Plans for Exploration post-Completion
During the Due Diligence period Red Rock will, assisted by professional experts, conduct a technical review of its Exploration Programme and of the Assets, and assess the market for prospects of the type and quality of the Assets comprising this proposed transaction.
Related Party Transaction
As Mr Sean Wade is a director of RRAL and is the sole executive Director of POW, the Acquisition is being treated as a Related Party Transaction for the purpose of the AIM Rules, Accordingly, the Directors of Red Rock, all of whom are independent of the Acquisition will consider, following the results of the Company's due diligence inquiries, and having consulted with the Company's Nominated Adviser, whether the terms of the Acquisition are fair and reasonable insofar as the Company's Shareholders are concerned.
The Company will report further on its plans for Exploration at the conclusion of the Due Diligence period.
For further information, please contact:
Andrew Bell 0207 747 9990 Chairman Red Rock Resources Plc
Roland Cornish/ Rosalind Hill Abrahams 0207 628 3396 NOMAD Beaumont Cornish Limited
Bob Roberts 0203 8696081 Broker Clear Capital Corporate Broking
This announcement contains inside information for the purposes of Article 7 of Regulation 2014/596/EU, which is part of domestic UK law pursuant to the Market Abuse (Amendment) (EU Exit) regulations (SI 2019/310) and is disclosed in accordance with the Company's obligations under Article 17.

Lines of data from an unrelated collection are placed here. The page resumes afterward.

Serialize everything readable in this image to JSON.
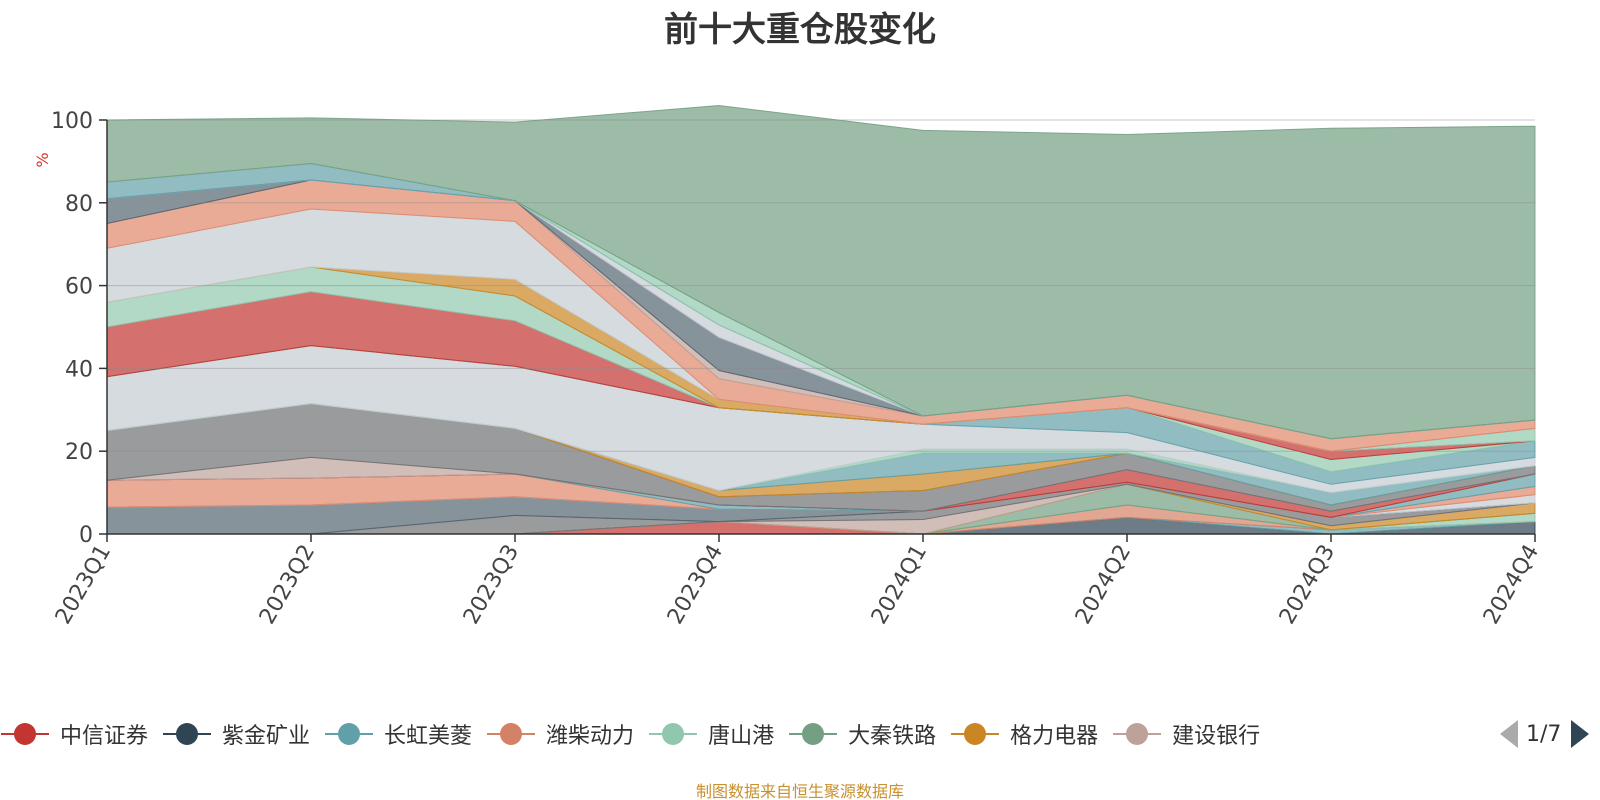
{
  "title": "前十大重仓股变化",
  "footnote": "制图数据来自恒生聚源数据库",
  "legend_page": "1/7",
  "chart_data": {
    "type": "area",
    "stacked": true,
    "title": "前十大重仓股变化",
    "ylabel": "%",
    "ylim": [
      0,
      100
    ],
    "yticks": [
      0,
      20,
      40,
      60,
      80,
      100
    ],
    "grid": true,
    "legend_position": "bottom",
    "categories": [
      "2023Q1",
      "2023Q2",
      "2023Q3",
      "2023Q4",
      "2024Q1",
      "2024Q2",
      "2024Q3",
      "2024Q4"
    ],
    "series": [
      {
        "name": "中信证券",
        "color": "#c23531",
        "values": [
          0,
          0,
          0,
          3,
          0,
          0,
          0,
          0
        ]
      },
      {
        "name": "紫金矿业",
        "color": "#2f4554",
        "values": [
          0,
          0,
          0,
          0,
          0,
          4,
          0,
          3
        ]
      },
      {
        "name": "长虹美菱",
        "color": "#61a0a8",
        "values": [
          0,
          0,
          0,
          0,
          0,
          0,
          1,
          0
        ]
      },
      {
        "name": "潍柴动力",
        "color": "#d48265",
        "values": [
          0,
          0,
          0,
          0,
          0,
          3,
          0,
          0
        ]
      },
      {
        "name": "唐山港",
        "color": "#91c7ae",
        "values": [
          0,
          0,
          0,
          0,
          0,
          0,
          0,
          2
        ]
      },
      {
        "name": "大秦铁路",
        "color": "#749f83",
        "values": [
          0,
          0,
          0,
          0,
          0,
          5,
          0,
          0
        ]
      },
      {
        "name": "格力电器",
        "color": "#ca8622",
        "values": [
          0,
          0,
          0,
          0,
          0,
          0,
          1,
          2.5
        ]
      },
      {
        "name": "建设银行",
        "color": "#bda29a",
        "values": [
          0,
          0,
          0,
          0,
          3.5,
          0,
          0,
          0
        ]
      },
      {
        "series_key": "s9",
        "color": "#6e7074",
        "values": [
          0,
          0,
          4.5,
          0,
          2,
          0.5,
          2,
          0
        ]
      },
      {
        "series_key": "s10",
        "color": "#546570",
        "values": [
          6.5,
          7,
          4.5,
          3,
          0,
          0,
          0,
          0
        ]
      },
      {
        "series_key": "s11",
        "color": "#c4ccd3",
        "values": [
          0,
          0,
          0,
          0,
          0,
          0,
          0,
          2
        ]
      },
      {
        "series_key": "s12",
        "color": "#e0876a",
        "values": [
          6.5,
          6.5,
          5.5,
          0,
          0,
          0,
          0,
          2
        ]
      },
      {
        "series_key": "s13",
        "color": "#61a0a8",
        "values": [
          0,
          0,
          0,
          1,
          0,
          0,
          0,
          3
        ]
      },
      {
        "series_key": "s14",
        "color": "#c23531",
        "values": [
          0,
          0,
          0,
          0,
          0,
          3,
          1.5,
          0
        ]
      },
      {
        "series_key": "s15",
        "color": "#bda29a",
        "values": [
          0,
          5,
          0,
          0,
          0,
          0,
          0,
          0
        ]
      },
      {
        "series_key": "s16",
        "color": "#6e7074",
        "values": [
          12,
          13,
          11,
          2,
          5,
          4,
          1.5,
          2
        ]
      },
      {
        "series_key": "s17",
        "color": "#ca8622",
        "values": [
          0,
          0,
          0,
          1.5,
          4,
          0,
          0,
          0
        ]
      },
      {
        "series_key": "s18",
        "color": "#61a0a8",
        "values": [
          0,
          0,
          0,
          0,
          5,
          0,
          3,
          0
        ]
      },
      {
        "series_key": "s19",
        "color": "#91c7ae",
        "values": [
          0,
          0,
          0,
          0,
          1,
          1,
          0,
          0
        ]
      },
      {
        "series_key": "s20",
        "color": "#c4ccd3",
        "values": [
          13,
          14,
          15,
          20,
          6,
          4,
          2,
          2
        ]
      },
      {
        "series_key": "s21",
        "color": "#61a0a8",
        "values": [
          0,
          0,
          0,
          0,
          0,
          6,
          3,
          4
        ]
      },
      {
        "series_key": "s22",
        "color": "#91c7ae",
        "values": [
          0,
          0,
          0,
          0,
          0,
          0,
          3,
          0
        ]
      },
      {
        "series_key": "s23",
        "color": "#c23531",
        "values": [
          12,
          13,
          11,
          0,
          0,
          0,
          2,
          0
        ]
      },
      {
        "series_key": "s24",
        "color": "#91c7ae",
        "values": [
          6,
          6,
          6,
          0,
          0,
          0,
          0,
          3
        ]
      },
      {
        "series_key": "s25",
        "color": "#ca8622",
        "values": [
          0,
          0,
          4,
          2,
          0,
          0,
          0,
          0
        ]
      },
      {
        "series_key": "s26",
        "color": "#c4ccd3",
        "values": [
          13,
          14,
          14,
          0,
          0,
          0,
          0,
          0
        ]
      },
      {
        "series_key": "s27",
        "color": "#e0876a",
        "values": [
          6,
          7,
          5,
          5,
          2,
          3,
          3,
          2
        ]
      },
      {
        "series_key": "s28",
        "color": "#bda29a",
        "values": [
          0,
          0,
          0,
          2,
          0,
          0,
          0,
          0
        ]
      },
      {
        "series_key": "s29",
        "color": "#546570",
        "values": [
          6,
          0,
          0,
          8,
          0,
          0,
          0,
          0
        ]
      },
      {
        "series_key": "s30",
        "color": "#c4ccd3",
        "values": [
          0,
          0,
          0,
          3,
          0,
          0,
          0,
          0
        ]
      },
      {
        "series_key": "s31",
        "color": "#61a0a8",
        "values": [
          4,
          4,
          0,
          0,
          0,
          0,
          0,
          0
        ]
      },
      {
        "series_key": "s32",
        "color": "#91c7ae",
        "values": [
          0,
          0,
          0,
          3,
          0,
          0,
          0,
          0
        ]
      },
      {
        "series_key": "s33",
        "color": "#749f83",
        "values": [
          15,
          11,
          19,
          50,
          69,
          63,
          75,
          71
        ]
      }
    ]
  }
}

Beaumont Cornish Limited ("Beaumont Cornish") is the Company's Nominated Adviser and is authorised and regulated by the FCA. Beaumont Cornish's responsibilities as the Company's Nominated Adviser, including a responsibility to advise and guide the Company on its responsibilities under the AIM Rules for Companies and AIM Rules for Nominated Advisers, are owed solely to the London Stock Exchange. Beaumont Cornish is not acting for and will not be responsible to any other persons for providing protections afforded to customers of Beaumont Cornish nor for advising them in relation to the proposed arrangements described in this announcement or any matter referred to in it.